By Stuart Condie
SYDNEY--Xero reported a stronger-than-expected first-half profit despite the margin hit from the accounting-software provider's recent acquisition.
The New Zealand-based company on Thursday reported a net profit for the six months through September of 134.8 million New Zealand dollars, equivalent to US$76.2 million. That was up 42% on the NZ$95.1 million from a year earlier.
Revenue increased 20% to NZ$1.19 billion as Xero's subscriber base rose 9.7% to 4.6 million.

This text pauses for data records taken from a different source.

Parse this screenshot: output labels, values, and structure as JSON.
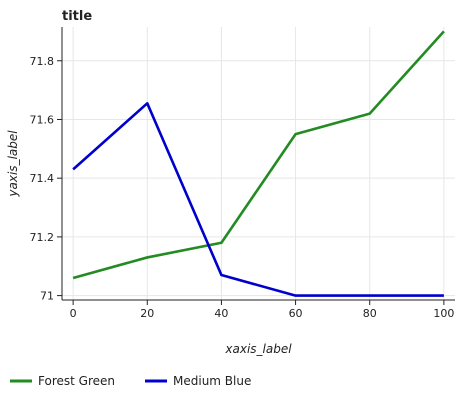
{
  "chart_data": {
    "type": "line",
    "title": "title",
    "xlabel": "xaxis_label",
    "ylabel": "yaxis_label",
    "xlim": [
      -3,
      103
    ],
    "ylim": [
      70.985,
      71.915
    ],
    "x_ticks": [
      0,
      20,
      40,
      60,
      80,
      100
    ],
    "x_tick_labels": [
      "0",
      "20",
      "40",
      "60",
      "80",
      "100"
    ],
    "y_ticks": [
      71.0,
      71.2,
      71.4,
      71.6,
      71.8
    ],
    "y_tick_labels": [
      "71",
      "71.2",
      "71.4",
      "71.6",
      "71.8"
    ],
    "grid": true,
    "legend_position": "bottom",
    "series": [
      {
        "name": "Forest Green",
        "color": "#228b22",
        "x": [
          0,
          20,
          40,
          60,
          80,
          100
        ],
        "y": [
          71.06,
          71.13,
          71.18,
          71.55,
          71.62,
          71.9
        ]
      },
      {
        "name": "Medium Blue",
        "color": "#0000cd",
        "x": [
          0,
          20,
          40,
          60,
          80,
          100
        ],
        "y": [
          71.43,
          71.655,
          71.07,
          71.0,
          71.0,
          71.0
        ]
      }
    ]
  }
}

Analysts had been looking for a net profit of NZ$132.0 million from revenue of NZ$1.20 billion, according to data compiled by Visible Alpha.
Adjusted earnings before interest, tax, depreciation and amortization, which strip out costs associated with the US$2.5 billion acquisition of bill-pay provider Melio, rose 12% to NZ$350.9 million.
Excluding the acquisition, Xero's operating-expenses-to-operating-revenue ratio rose to 72.8% from 71.2% a year earlier. Including the acquisition, it was 77.0%.
Australia-listed Xero, which did not declare a dividend, said it expected its second-half operating-expense ratio to be lower than in the first half. It lowered its full-year ratio guidance to 70.5% from 71.5%.